What Is Supervised Learning?
Supervised learning trains a model on labeled examples — input-output pairs — so it can predict outputs for unseen inputs. The "supervision" comes from the labels.
Two main tasks:
- Classification: predict a discrete category (spam/not spam, cat/dog)
- Regression: predict a continuous value (house price, temperature)
The Learning Pipeline
- Collect data — gather labeled examples
- Feature engineering — transform raw data into useful inputs
- Split data — train / validation / test sets (typically 70/15/15)

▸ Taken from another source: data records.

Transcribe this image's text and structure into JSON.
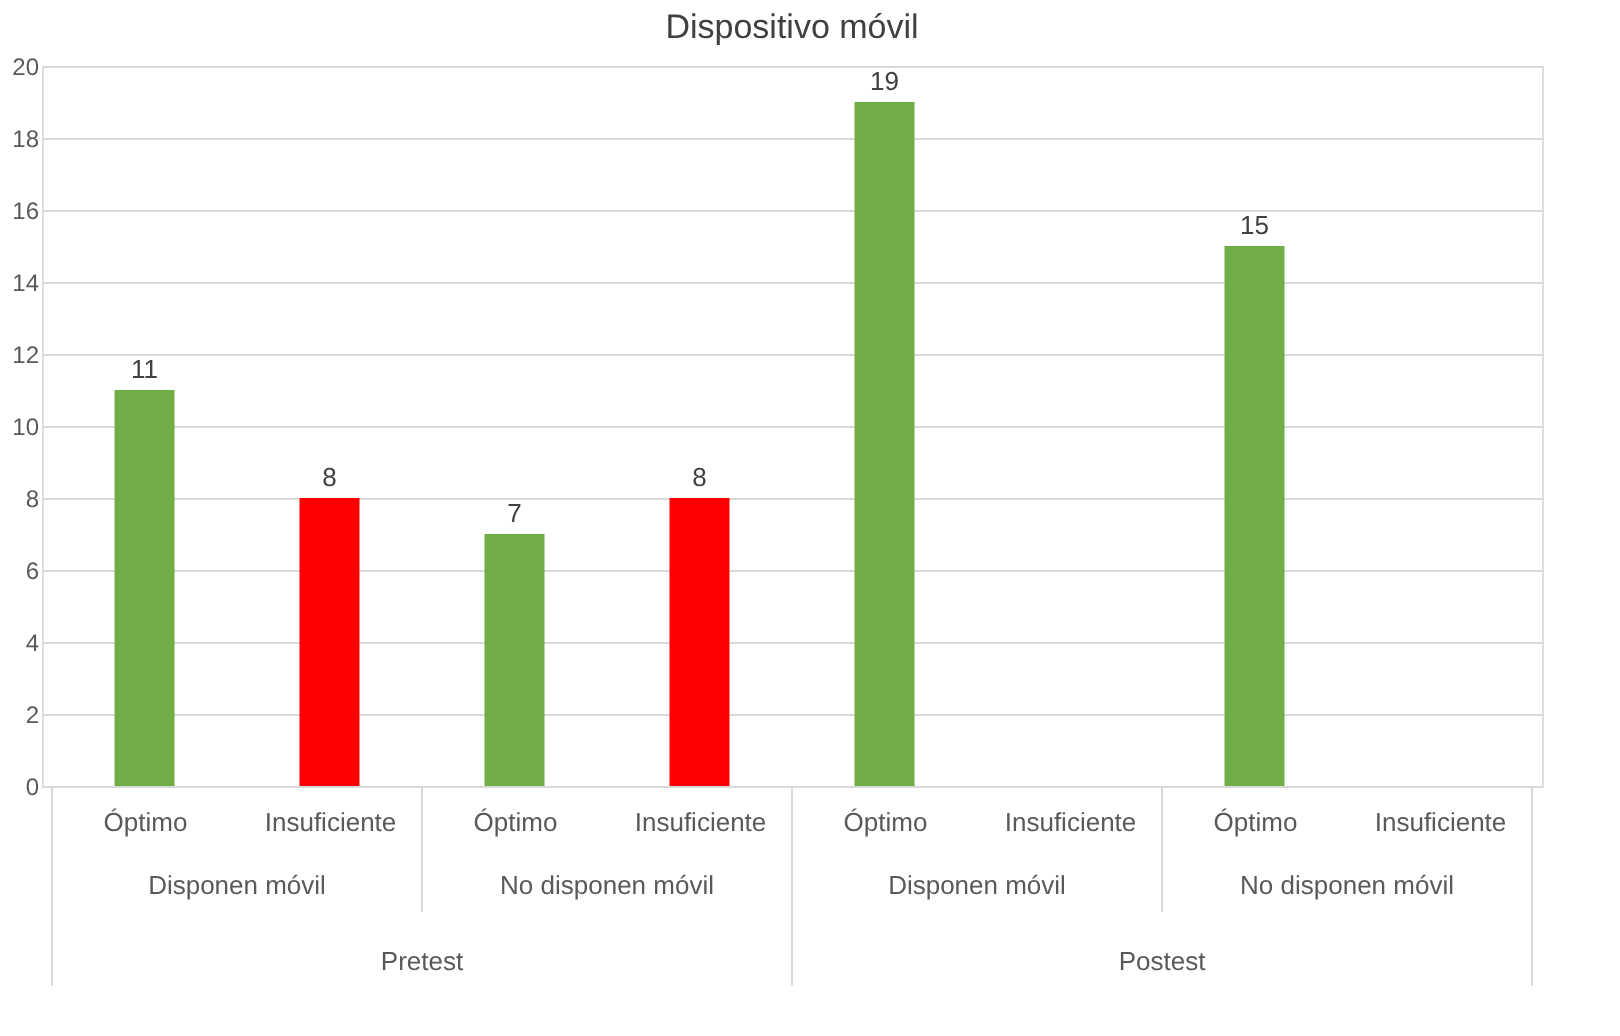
{
  "chart_data": {
    "type": "bar",
    "title": "Dispositivo móvil",
    "categories": [
      "Óptimo",
      "Insuficiente",
      "Óptimo",
      "Insuficiente",
      "Óptimo",
      "Insuficiente",
      "Óptimo",
      "Insuficiente"
    ],
    "values": [
      11,
      8,
      7,
      8,
      19,
      null,
      15,
      null
    ],
    "colors": [
      "#70ad47",
      "#ff0000",
      "#70ad47",
      "#ff0000",
      "#70ad47",
      "#ff0000",
      "#70ad47",
      "#ff0000"
    ],
    "ylim": [
      0,
      20
    ],
    "yticks": [
      0,
      2,
      4,
      6,
      8,
      10,
      12,
      14,
      16,
      18,
      20
    ],
    "grid": "y",
    "data_labels": true,
    "annotations": [
      "Disponen móvil",
      "No disponen móvil",
      "Disponen móvil",
      "No disponen móvil",
      "Pretest",
      "Postest"
    ]
  }
}
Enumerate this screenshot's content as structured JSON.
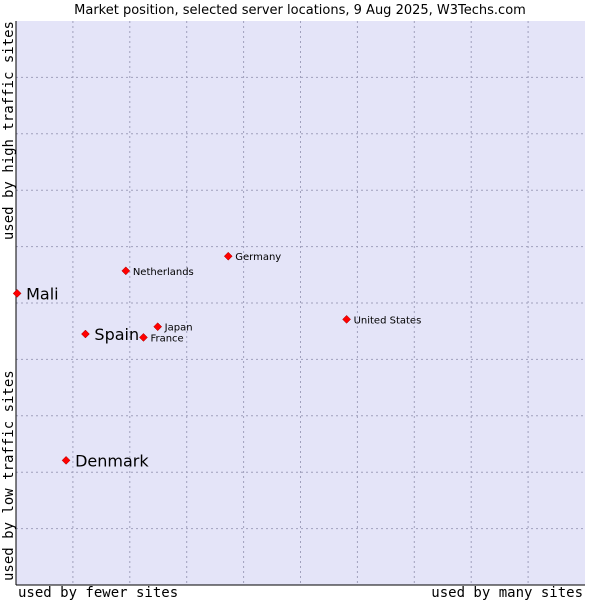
{
  "chart_data": {
    "type": "scatter",
    "title": "Market position, selected server locations, 9 Aug 2025, W3Techs.com",
    "xlabel_low": "used by fewer sites",
    "xlabel_high": "used by many sites",
    "ylabel_low": "used by low traffic sites",
    "ylabel_high": "used by high traffic sites",
    "xlim": [
      0,
      100
    ],
    "ylim": [
      0,
      100
    ],
    "grid": true,
    "point_color": "#ff0000",
    "plot_background": "#e4e4f8",
    "points": [
      {
        "name": "Mali",
        "x": 0.2,
        "y": 51.7,
        "emphasis": true
      },
      {
        "name": "Spain",
        "x": 12.2,
        "y": 44.5,
        "emphasis": true
      },
      {
        "name": "Denmark",
        "x": 8.8,
        "y": 22.1,
        "emphasis": true
      },
      {
        "name": "Netherlands",
        "x": 19.3,
        "y": 55.7,
        "emphasis": false
      },
      {
        "name": "Germany",
        "x": 37.3,
        "y": 58.3,
        "emphasis": false
      },
      {
        "name": "Japan",
        "x": 24.9,
        "y": 45.8,
        "emphasis": false
      },
      {
        "name": "France",
        "x": 22.4,
        "y": 43.9,
        "emphasis": false
      },
      {
        "name": "United States",
        "x": 58.1,
        "y": 47.1,
        "emphasis": false
      }
    ]
  }
}
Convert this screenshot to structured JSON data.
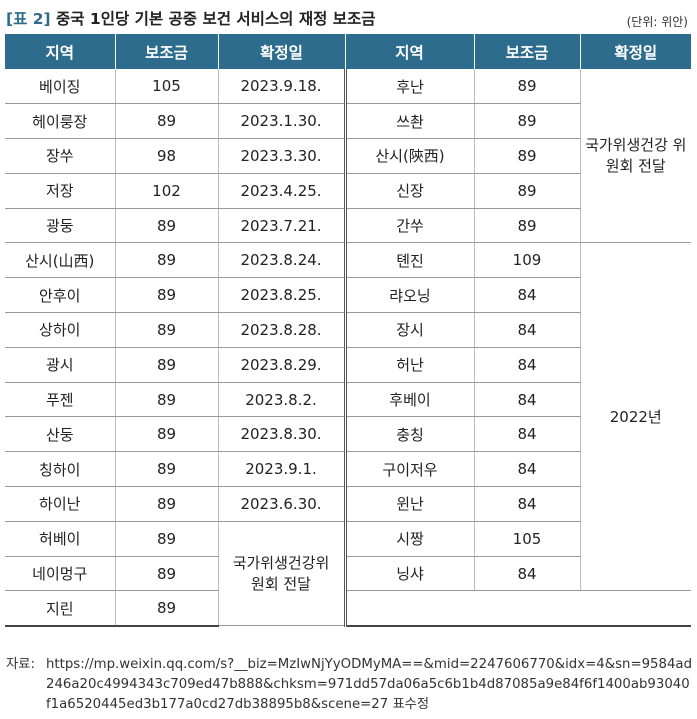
{
  "title": {
    "tag": "[표 2]",
    "text": "중국 1인당 기본 공중 보건 서비스의 재정 보조금",
    "unit": "(단위: 위안)"
  },
  "headers": [
    "지역",
    "보조금",
    "확정일",
    "지역",
    "보조금",
    "확정일"
  ],
  "left_rows": [
    {
      "region": "베이징",
      "subsidy": "105",
      "date": "2023.9.18."
    },
    {
      "region": "헤이룽장",
      "subsidy": "89",
      "date": "2023.1.30."
    },
    {
      "region": "장쑤",
      "subsidy": "98",
      "date": "2023.3.30."
    },
    {
      "region": "저장",
      "subsidy": "102",
      "date": "2023.4.25."
    },
    {
      "region": "광둥",
      "subsidy": "89",
      "date": "2023.7.21."
    },
    {
      "region": "산시(山西)",
      "subsidy": "89",
      "date": "2023.8.24."
    },
    {
      "region": "안후이",
      "subsidy": "89",
      "date": "2023.8.25."
    },
    {
      "region": "상하이",
      "subsidy": "89",
      "date": "2023.8.28."
    },
    {
      "region": "광시",
      "subsidy": "89",
      "date": "2023.8.29."
    },
    {
      "region": "푸젠",
      "subsidy": "89",
      "date": "2023.8.2."
    },
    {
      "region": "산둥",
      "subsidy": "89",
      "date": "2023.8.30."
    },
    {
      "region": "칭하이",
      "subsidy": "89",
      "date": "2023.9.1."
    },
    {
      "region": "하이난",
      "subsidy": "89",
      "date": "2023.6.30."
    },
    {
      "region": "허베이",
      "subsidy": "89"
    },
    {
      "region": "네이멍구",
      "subsidy": "89"
    },
    {
      "region": "지린",
      "subsidy": "89"
    }
  ],
  "left_merged_date": "국가위생건강위원회 전달",
  "right_rows": [
    {
      "region": "후난",
      "subsidy": "89"
    },
    {
      "region": "쓰촨",
      "subsidy": "89"
    },
    {
      "region": "산시(陝西)",
      "subsidy": "89"
    },
    {
      "region": "신장",
      "subsidy": "89"
    },
    {
      "region": "간쑤",
      "subsidy": "89"
    },
    {
      "region": "톈진",
      "subsidy": "109"
    },
    {
      "region": "랴오닝",
      "subsidy": "84"
    },
    {
      "region": "장시",
      "subsidy": "84"
    },
    {
      "region": "허난",
      "subsidy": "84"
    },
    {
      "region": "후베이",
      "subsidy": "84"
    },
    {
      "region": "충칭",
      "subsidy": "84"
    },
    {
      "region": "구이저우",
      "subsidy": "84"
    },
    {
      "region": "윈난",
      "subsidy": "84"
    },
    {
      "region": "시짱",
      "subsidy": "105"
    },
    {
      "region": "닝샤",
      "subsidy": "84"
    }
  ],
  "right_merged_date_1": "국가위생건강 위원회 전달",
  "right_merged_date_2": "2022년",
  "source": {
    "label": "자료:",
    "text": "https://mp.weixin.qq.com/s?__biz=MzIwNjYyODMyMA==&mid=2247606770&idx=4&sn=9584ad246a20c4994343c709ed47b888&chksm=971dd57da06a5c6b1b4d87085a9e84f6f1400ab93040f1a6520445ed3b177a0cd27db38895b8&scene=27 표수정"
  }
}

- Train model — minimize a loss function on training data
- Evaluate — measure performance on held-out test data
- Iterate — tune hyperparameters, add features, try different models
Loss Functions
The loss function measures how wrong the model's predictions are:
| Task | Loss Function | Formula |
|---|---|---|
| Regression | Mean Squared Error | (1/n) Σ(y - ŷ)² |
| Regression | Mean Absolute Error | `(1/n) Σ |
| Binary Classification | Binary Cross-Entropy | -Σ(y log(ŷ) + (1-y) log(1-ŷ)) |
| Multi-class | Categorical Cross-Entropy | -Σ y_i log(ŷ_i) |
Bias-Variance Tradeoff
Every model's error decomposes into:
Total Error = Bias² + Variance + Irreducible Error
- High bias (underfitting): model is too simple, misses patterns
- High variance (overfitting): model memorizes training data, fails on new data
The goal is the sweet spot — complex enough to capture patterns, simple enough to generalize.
Regularization
Regularization constrains the model to prevent overfitting:
L1 Regularization (Lasso)
Adds λ Σ|w_i| to the loss. Drives some weights to exactly zero, performing feature selection. Produces sparse models.
L2 Regularization (Ridge)
Adds λ Σw_i² to the loss. Shrinks all weights toward zero but doesn't eliminate any. Smoother solution.
Elastic Net
Combines L1 and L2: λ₁ Σ|w_i| + λ₂ Σw_i². Gets the benefits of both.
Other Techniques
- Dropout — randomly zero out neurons during training (neural networks)
- Early stopping — stop training when validation loss starts increasing
- Data augmentation — artificially expand the training set
Evaluation Metrics
Classification
- Accuracy — fraction correct (misleading with imbalanced classes)
- Precision — of predicted positives, how many are truly positive
- Recall — of actual positives, how many did we catch
- F1 Score — harmonic mean of precision and recall
- AUC-ROC — area under the receiver operating characteristic curve
Regression
- MSE / RMSE — penalizes large errors heavily
- MAE — treats all errors equally
- R² — proportion of variance explained (1.0 = perfect)
Cross-Validation
K-fold cross-validation provides a robust performance estimate:
- Split data into K folds (typically K=5 or K=10)
- For each fold: train on K-1 folds, evaluate on the held-out fold
- Average the K scores
This reduces the variance of the estimate and uses all data for both training and validation.
Common Algorithms
| Algorithm | Type | Strengths |
|---|---|---|
| Linear/Logistic Regression | Both | Interpretable, fast, good baseline |
| Decision Trees | Both | Interpretable, handles non-linear relationships |
| Random Forest | Both | Robust, handles high dimensions, less overfitting |
| Gradient Boosting (XGBoost) | Both | State-of-the-art on tabular data |
| SVM | Both | Effective in high dimensions, kernel trick |
| Neural Networks | Both | Flexible, scales with data, learns features |